You can order and purchase videos of the entire event, of course (but for Sapolsky), 
but for a full three-D experience, do not make the mistake of not coming out next year. Nothing can replace being there, being part of a troop of human primates celebrating advances in pain science and figuring out, together, how to integrate them into our separate clinical lives. 

Spikey pain ball metaphor, credited to Tim Wideman

Not connected directly to the summit but something that appeared serendipitously today, on Facebook, was Dave Walton's series of videos about pain assessment. Dave Walton, some of you may recall, is a former chair of the Canadian Physiotherapy Pain Science Division.
Anyway, the current chair, Tim Wideman, has developed the coolest image for pain and pain assessment. The. Coolest. Ever!

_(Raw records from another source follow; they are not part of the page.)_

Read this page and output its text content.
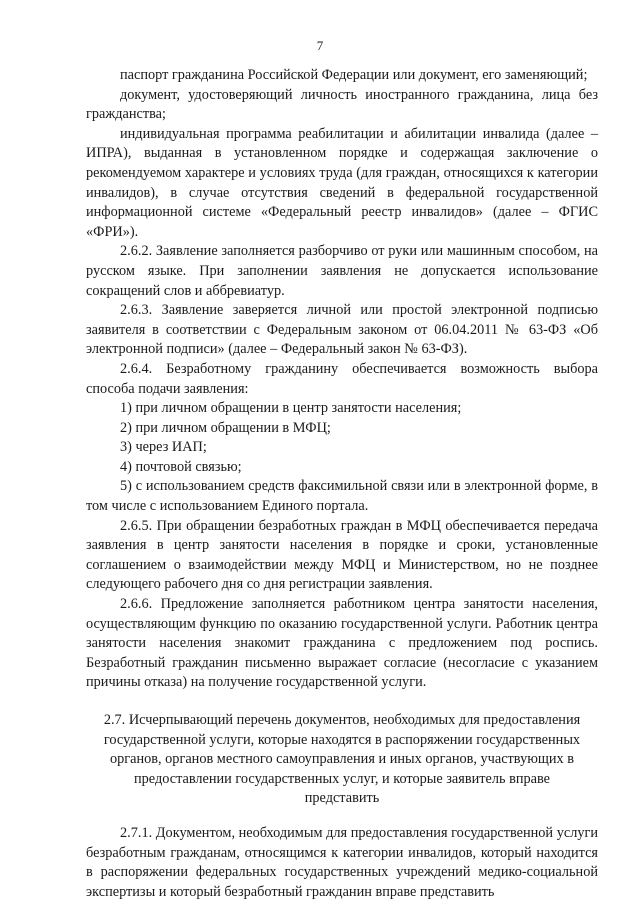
7

паспорт гражданина Российской Федерации или документ, его заменяющий;

документ, удостоверяющий личность иностранного гражданина, лица без гражданства;

индивидуальная программа реабилитации и абилитации инвалида (далее – ИПРА), выданная в установленном порядке и содержащая заключение о рекомендуемом характере и условиях труда (для граждан, относящихся к категории инвалидов), в случае отсутствия сведений в федеральной государственной информационной системе «Федеральный реестр инвалидов» (далее – ФГИС «ФРИ»).

2.6.2. Заявление заполняется разборчиво от руки или машинным способом, на русском языке. При заполнении заявления не допускается использование сокращений слов и аббревиатур.

2.6.3. Заявление заверяется личной или простой электронной подписью заявителя в соответствии с Федеральным законом от 06.04.2011 № 63-ФЗ «Об электронной подписи» (далее – Федеральный закон № 63-ФЗ).

2.6.4. Безработному гражданину обеспечивается возможность выбора способа подачи заявления:

1) при личном обращении в центр занятости населения;

2) при личном обращении в МФЦ;

3) через ИАП;

4) почтовой связью;

5) с использованием средств факсимильной связи или в электронной форме, в том числе с использованием Единого портала.

2.6.5. При обращении безработных граждан в МФЦ обеспечивается передача заявления в центр занятости населения в порядке и сроки, установленные соглашением о взаимодействии между МФЦ и Министерством, но не позднее следующего рабочего дня со дня регистрации заявления.

2.6.6. Предложение заполняется работником центра занятости населения, осуществляющим функцию по оказанию государственной услуги. Работник центра занятости населения знакомит гражданина с предложением под роспись. Безработный гражданин письменно выражает согласие (несогласие с указанием причины отказа) на получение государственной услуги.

2.7. Исчерпывающий перечень документов, необходимых для предоставления
государственной услуги, которые находятся в распоряжении государственных
органов, органов местного самоуправления и иных органов, участвующих в
предоставлении государственных услуг, и которые заявитель вправе
представить

2.7.1. Документом, необходимым для предоставления государственной услуги безработным гражданам, относящимся к категории инвалидов, который находится в распоряжении федеральных государственных учреждений медико-социальной экспертизы и который безработный гражданин вправе представить
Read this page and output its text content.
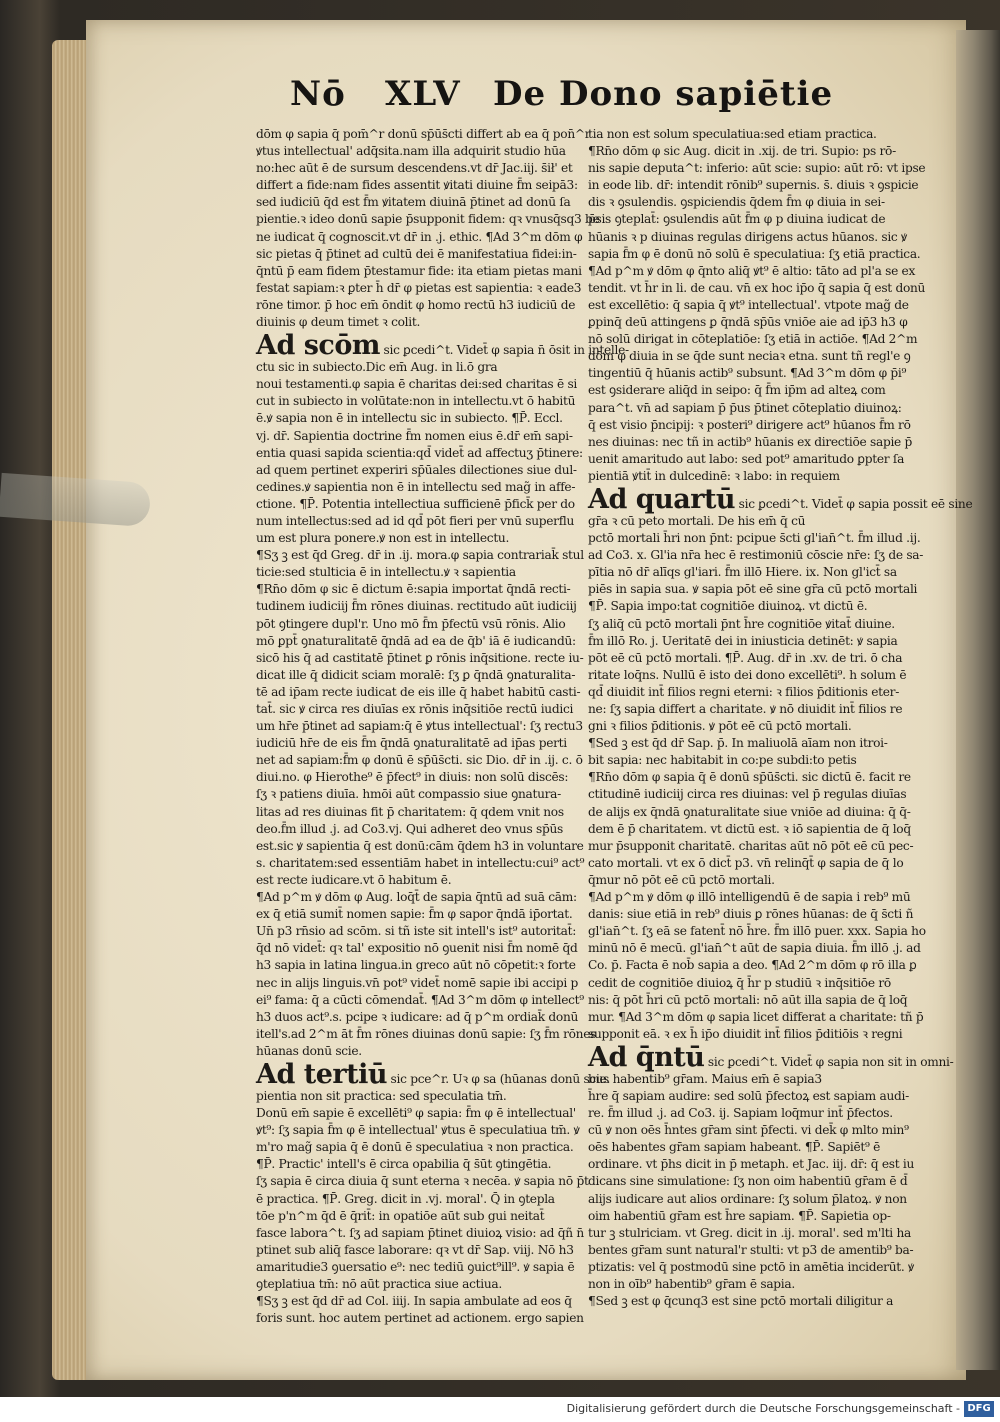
Nō XLV De Dono sapiētie
dōm φ sapia q̄ pom̄^r donū sp̄ūs̄cti differt ab ea q̄ pon̄^r
ꝟtus intellectual' adq̄sita.nam illa adquirit studio hūa
no:hec aūt ē de sursum descendens.vt dr̄ Jac.iij. s̄ił' et
differt a fide:nam fides assentit ꝟitati diuine f̄m seipā3:
sed iudiciū q̄d est f̄m ꝟitatem diuinā p̄tinet ad donū ſa
pientie.ꝛ ideo donū sapie p̄supponit fidem: qꝛ vnusq̄sq3 be
ne iudicat q̄ cognoscit.vt dr̄ in .j. ethic. ¶Ad 3^m dōm φ
sic pietas q̄ p̄tinet ad cultū dei ē manifestatiua fidei:in-
q̄ntū p̄ eam fidem p̄testamur fide: ita etiam pietas mani
festat sapiam:ꝛ ꝑter h̄ dr̄ φ pietas est sapientia: ꝛ eade3
rōne timor. p̄ hoc em̄ ōndit φ homo rectū h3 iudiciū de
diuinis φ deum timet ꝛ colit.
Ad scōm sic ꝑcedi^t. Videt̄ φ sapia n̄ ōsit in intelle-
ctu sic in subiecto.Dic em̄ Aug. in li.ō gra
noui testamenti.φ sapia ē charitas dei:sed charitas ē si
cut in subiecto in volūtate:non in intellectu.vt ō habitū
ē.ꝟ sapia non ē in intellectu sic in subiecto. ¶P̄. Eccl.
vj. dr̄. Sapientia doctrine f̄m nomen eius ē.dr̄ em̄ sapi-
entia quasi sapida scientia:qd̄ videt̄ ad affectuʒ p̄tinere:
ad quem pertinet experiri sp̄ūales dilectiones siue dul-
cedines.ꝟ sapientia non ē in intellectu sed mag̃ in affe-
ctione. ¶P̄. Potentia intellectiua sufficienē p̄fick̄ per do
num intellectus:sed ad id qd̄ pōt fieri per vnū superflu
um est plura ponere.ꝟ non est in intellectu.
¶Sʒ ꝫ est q̄d Greg. dr̄ in .ij. mora.φ sapia contrariak̄ stul
ticie:sed stulticia ē in intellectu.ꝟ ꝛ sapientia
¶Rn̄o dōm φ sic ē dictum ē:sapia importat q̄ndā recti-
tudinem iudiciij f̄m rōnes diuinas. rectitudo aūt iudiciij
pōt ꝯtingere dupl'r. Uno mō f̄m p̄fectū vsū rōnis. Alio
mō ꝑpt̄ ꝯnaturalitatē q̄ndā ad ea de q̄b' iā ē iudicandū:
sicō his q̄ ad castitatē p̄tinet ꝑ rōnis inq̄sitione. recte iu-
dicat ille q̄ didicit sciam moralē: ſʒ ꝑ q̄ndā ꝯnaturalita-
tē ad ip̄am recte iudicat de eis ille q̄ habet habitū casti-
tat̄. sic ꝟ circa res diuīas ex rōnis inq̄sitiōe rectū iudici
um hr̄e p̄tinet ad sapiam:q̄ ē ꝟtus intellectual': ſʒ rectu3
iudiciū hr̄e de eis f̄m q̄ndā ꝯnaturalitatē ad ip̄as perti
net ad sapiam:f̄m φ donū ē sp̄ūs̄cti. sic Dio. dr̄ in .ij. c. ō
diui.no. φ Hierothe⁹ ē p̄fect⁹ in diuis: non solū discēs:
ſʒ ꝛ patiens diuīa. hmōi aūt compassio siue ꝯnatura-
litas ad res diuinas fit p̄ charitatem: q̄ qdem vnit nos
deo.f̄m illud .j. ad Co3.vj. Qui adheret deo vnus sp̄ūs
est.sic ꝟ sapientia q̄ est donū:cām q̄dem h3 in voluntare
s. charitatem:sed essentiām habet in intellectu:cui⁹ act⁹
est recte iudicare.vt ō habitum ē.
¶Ad p^m ꝟ dōm φ Aug. loq̄t̄ de sapia q̄ntū ad suā cām:
ex q̄ etiā sumit̄ nomen sapie: f̄m φ sapor q̄ndā ip̄ortat.
Un̄ p3 rn̄sio ad scōm. si tñ iste sit intell's ist⁹ autoritat̄:
q̄d nō videt̄: qꝛ tal' expositio nō ꝯuenit nisi f̄m nomē q̄d
h3 sapia in latina lingua.in greco aūt nō cōpetit:ꝛ forte
nec in alijs linguis.vn̄ pot⁹ videt̄ nomē sapie ibi accipi p
ei⁹ fama: q̄ a cūcti cōmendat̄. ¶Ad 3^m dōm φ intellect⁹
h3 duos act⁹.s. pcipe ꝛ iudicare: ad q̄ p^m ordiak̄ donū
itell's.ad 2^m āt f̄m rōnes diuinas donū sapie: ſʒ f̄m rōnes
hūanas donū scie.
Ad tertiū sic pce^r. Uꝛ φ sa (hūanas donū scie.
pientia non sit practica: sed speculatia tm̄.
Donū em̄ sapie ē excellēti⁹ φ sapia: f̄m φ ē intellectual'
ꝟt⁹: ſʒ sapia f̄m φ ē intellectual' ꝟtus ē speculatiua tm̄. ꝟ
m'ro mag̃ sapia q̄ ē donū ē speculatiua ꝛ non practica.
¶P̄. Practic' intell's ē circa opabilia q̄ s̄ūt ꝯtingētia.
ſʒ sapia ē circa diuia q̄ sunt eterna ꝛ necēa. ꝟ sapia nō p̄t
ē practica. ¶P̄. Greg. dicit in .vj. moral'. Q̄ in ꝯtepla
tōe p'n^m q̄d ē q̄rit̄: in opatiōe aūt sub gui neitat̄
fasce labora^t. ſʒ ad sapiam p̄tinet diuioꝝ visio: ad q̄ñ n̄
ptinet sub aliq̄ fasce laborare: qꝛ vt dr̄ Sap. viij. Nō h3
amaritudie3 ꝯuersatio e⁹: nec tediū ꝯuict⁹ill⁹. ꝟ sapia ē
ꝯteplatiua tm̄: nō aūt practica siue actiua.
¶Sʒ ꝫ est q̄d dr̄ ad Col. iiij. In sapia ambulate ad eos q̄
foris sunt. hoc autem pertinet ad actionem. ergo sapien
tia non est solum speculatiua:sed etiam practica.
¶Rn̄o dōm φ sic Aug. dicit in .xij. de tri. Supio: ps rō-
nis sapie deputa^t: inferio: aūt scie: supio: aūt rō: vt ipse
in eode lib. dr̄: intendit rōnib⁹ supernis. s̄. diuis ꝛ ꝯspicie
dis ꝛ ꝯsulendis. ꝯspiciendis q̄dem f̄m φ diuia in sei-
p̄sis ꝯteplat̄: ꝯsulendis aūt f̄m φ p diuina iudicat de
hūanis ꝛ p diuinas regulas dirigens actus hūanos. sic ꝟ
sapia f̄m φ ē donū nō solū ē speculatiua: ſʒ etiā practica.
¶Ad p^m ꝟ dōm φ q̄nto aliq̄ ꝟt⁹ ē altio: tāto ad pl'a se ex
tendit. vt h̄r in li. de cau. vn̄ ex hoc ip̄o q̄ sapia q̄ est donū
est excellētio: q̄ sapia q̄ ꝟt⁹ intellectual'. vtpote mag̃ de
ꝑpinq̄ deū attingens ꝑ q̄ndā sp̄ūs vniōe aie ad ip̄3 h3 φ
nō solū dirigat in cōteplatiōe: ſʒ etiā in actiōe. ¶Ad 2^m
dōm φ diuia in se q̄de sunt neciaꝛ etna. sunt tñ regl'e ꝯ
tingentiū q̄ hūanis actib⁹ subsunt. ¶Ad 3^m dōm φ p̄i⁹
est ꝯsiderare aliq̄d in seipo: q̄ f̄m ip̄m ad alteꝝ com
para^t. vn̄ ad sapiam p̄ p̄us p̄tinet cōteplatio diuinoꝝ:
q̄ est visio p̄ncipij: ꝛ posteri⁹ dirigere act⁹ hūanos f̄m rō
nes diuinas: nec tñ in actib⁹ hūanis ex directiōe sapie p̄
uenit amaritudo aut labo: sed pot⁹ amaritudo ꝑpter ſa
pientiā ꝟtit̄ in dulcedinē: ꝛ labo: in requiem
Ad quartū sic ꝑcedi^t. Videt̄ φ sapia possit eē sine
gr̄a ꝛ cū peto mortali. De his em̄ q̄ cū
pctō mortali h̄ri non p̄nt: pcipue s̄cti gl'ian̄^t. f̄m illud .ij.
ad Co3. x. Gl'ia nr̄a hec ē restimoniū cōscie nr̄e: ſʒ de sa-
pītia nō dr̄ alīqs gl'iari. f̄m illō Hiere. ix. Non gl'ict̄ sa
piēs in sapia sua. ꝟ sapia pōt eē sine gr̄a cū pctō mortali
¶P̄. Sapia impo:tat cognitiōe diuinoꝝ. vt dictū ē.
ſʒ aliq̄ cū pctō mortali p̄nt h̄re cognitiōe ꝟitat̄ diuine.
f̄m illō Ro. j. Ueritatē dei in iniusticia detinēt: ꝟ sapia
pōt eē cū pctō mortali. ¶P̄. Aug. dr̄ in .xv. de tri. ō cha
ritate loq̄ns. Nullū ē isto dei dono excellēti⁹. h solum ē
qd̄ diuidit int̄ filios regni eterni: ꝛ filios p̄ditionis eter-
ne: ſʒ sapia differt a charitate. ꝟ nō diuidit int̄ filios re
gni ꝛ filios p̄ditionis. ꝟ pōt eē cū pctō mortali.
¶Sed ꝫ est q̄d dr̄ Sap. p̄. In maliuolā aīam non itroi-
bit sapia: nec habitabit in co:pe subdi:to petis
¶Rn̄o dōm φ sapia q̄ ē donū sp̄ūs̄cti. sic dictū ē. facit re
ctitudinē iudiciij circa res diuinas: vel p̄ regulas diuīas
de alijs ex q̄ndā ꝯnaturalitate siue vniōe ad diuina: q̄ q̄-
dem ē p̄ charitatem. vt dictū est. ꝛ iō sapientia de q̄ loq̄
mur p̄supponit charitatē. charitas aūt nō pōt eē cū pec-
cato mortali. vt ex ō dict̄ p3. vn̄ relinq̄t̄ φ sapia de q̄ lo
q̄mur nō pōt eē cū pctō mortali.
¶Ad p^m ꝟ dōm φ illō intelligendū ē de sapia i reb⁹ mū
danis: siue etiā in reb⁹ diuis ꝑ rōnes hūanas: de q̄ s̄cti ñ
gl'ian̄^t. ſʒ eā se fatent̄ nō h̄re. f̄m illō puer. xxx. Sapia ho
minū nō ē mecū. gl'ian̄^t aūt de sapia diuia. f̄m illō .j. ad
Co. p̄. Facta ē nob̄ sapia a deo. ¶Ad 2^m dōm φ rō illa ꝑ
cedit de cognitiōe diuioꝝ q̄ h̄r p studiū ꝛ inq̄sitiōe rō
nis: q̄ pōt h̄ri cū pctō mortali: nō aūt illa sapia de q̄ loq̄
mur. ¶Ad 3^m dōm φ sapia licet differat a charitate: tñ p̄
supponit eā. ꝛ ex h̄ ip̄o diuidit int̄ filios p̄ditiōis ꝛ regni
Ad q̄ntū sic ꝑcedi^t. Videt̄ φ sapia non sit in omni-
bus habentib⁹ gr̄am. Maius em̄ ē sapia3
h̄re q̄ sapiam audire: sed solū p̄fectoꝝ est sapiam audi-
re. f̄m illud .j. ad Co3. ij. Sapiam loq̄mur int̄ p̄fectos.
cū ꝟ non oēs h̄ntes gr̄am sint p̄fecti. vi dek̄ φ mlto min⁹
oēs habentes gr̄am sapiam habeant. ¶P̄. Sapiēt⁹ ē
ordinare. vt p̄hs dicit in p̄ metaph. et Jac. iij. dr̄: q̄ est iu
dicans sine simulatione: ſʒ non oim habentiū gr̄am ē d̄
alijs iudicare aut alios ordinare: ſʒ solum p̄latoꝝ. ꝟ non
oim habentiū gr̄am est h̄re sapiam. ¶P̄. Sapietia op-
tur ꝫ stulriciam. vt Greg. dicit in .ij. moral'. sed m'lti ha
bentes gr̄am sunt natural'r stulti: vt p3 de amentib⁹ ba-
ptizatis: vel q̄ postmodū sine pctō in amētia inciderūt. ꝟ
non in oīb⁹ habentib⁹ gr̄am ē sapia.
¶Sed ꝫ est φ q̄cunq3 est sine pctō mortali diligitur a
Digitalisierung gefördert durch die Deutsche Forschungsgemeinschaft - DFG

The inner grey part is the aporia, the subjective place that only the patient can access, the actual experience of having the pain.

All around that, the blue part, is the part the patient can describe using metaphor.
The spikes on the ball are measurable through qualitative means. The tips are pain-related physiological changes, which can be measured more objectively.

I think this metaphor is mesmerizing, fantastic, hugely valuable.
I think Dave should be a speaker at the next summit.

There is a ton more, but for me, those were the highlights. I loved every second of the summit and all the speakers, the smaller events like the art show and podcast panel, the networking event, all the lunches and snacks and conversations. My brain is still full and I am tired, so I'll stop here. Maybe more will surface and I'll say more but for now, this feels like a good place to stop. :)

Postscript Feb 29/16:
1. Ravensara loaded her slides up onto Facebook! Here is the slide I was talking about earlier. 

This applies to so many situations. If we keep these three things clear when we discuss, it makes life so much easier. 

2. Todd Hargrove had us rolling around on the floor on and off for about 4 hours, as he explained Feldenkrais methods of being in a body better. I remembered something from a long time ago that I actually had considered using as a book title: To feel better in your body, learn to feel your body better. But I discarded the idea as it was way too long. However, I kept a version of it for exercise suggestions I uploaded for people to do at home.